The java object classes could change. Since the underlying database could change. Hence I will need to deserialise these objects and create a database from it as soon as it is uploaded. Otherwise, I will not be able to deserialise these objects later on. Small changes to the database is fine for the web application. But if I dont deserialise it immediately, then I am stuck.
The conversion from the java object to the database should be fast. Since the user actually waits when his data is getting uploaded I would like to add a maximum of 5-10s additional for the conversion.
Is it ok to have thousands of these mini databases lying around? Is this design okay? Is there an alternate solution?
I wouldn't try to put each dataset into its own database. I would put all of them in one big database, along with a column in the key tables indicating the dataset that each row applies to (this sounds like it should just be a company identifier).
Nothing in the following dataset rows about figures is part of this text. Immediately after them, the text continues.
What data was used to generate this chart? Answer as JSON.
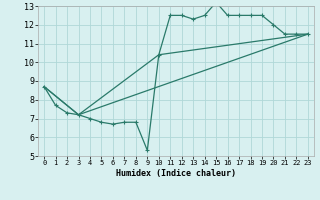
{
  "xlabel": "Humidex (Indice chaleur)",
  "bg_color": "#d8f0f0",
  "grid_color": "#b0d8d8",
  "line_color": "#2a7a6a",
  "xlim": [
    -0.5,
    23.5
  ],
  "ylim": [
    5,
    13
  ],
  "yticks": [
    5,
    6,
    7,
    8,
    9,
    10,
    11,
    12,
    13
  ],
  "xticks": [
    0,
    1,
    2,
    3,
    4,
    5,
    6,
    7,
    8,
    9,
    10,
    11,
    12,
    13,
    14,
    15,
    16,
    17,
    18,
    19,
    20,
    21,
    22,
    23
  ],
  "line1_x": [
    0,
    1,
    2,
    3,
    4,
    5,
    6,
    7,
    8,
    9,
    10,
    11,
    12,
    13,
    14,
    15,
    16,
    17,
    18,
    19,
    20,
    21,
    22,
    23
  ],
  "line1_y": [
    8.7,
    7.7,
    7.3,
    7.2,
    7.0,
    6.8,
    6.7,
    6.8,
    6.8,
    5.3,
    10.4,
    12.5,
    12.5,
    12.3,
    12.5,
    13.2,
    12.5,
    12.5,
    12.5,
    12.5,
    12.0,
    11.5,
    11.5,
    11.5
  ],
  "line2_x": [
    0,
    3,
    10,
    23
  ],
  "line2_y": [
    8.7,
    7.2,
    10.4,
    11.5
  ],
  "line3_x": [
    0,
    3,
    23
  ],
  "line3_y": [
    8.7,
    7.2,
    11.5
  ]
}
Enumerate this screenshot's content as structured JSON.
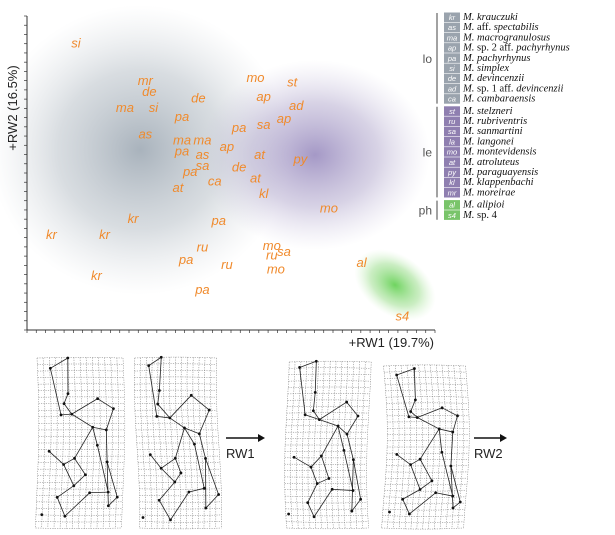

This is a more normalised design than having many small databases.
You will then need to write the webapp so it makes queries for particular datasets, rather than connecting to a particular database.
if you adopt that approach, you can deserialize and store the datasets as soon as they arrive. The storage is simply inserting rows into an existing database, so it should be very fast.
In addition, i expect that one big database will be much easier to manage, maintain, report on, etc, than many small databases.
If you tell us more about the details of your schema, we could discuss how the database could be organised, if that would be useful.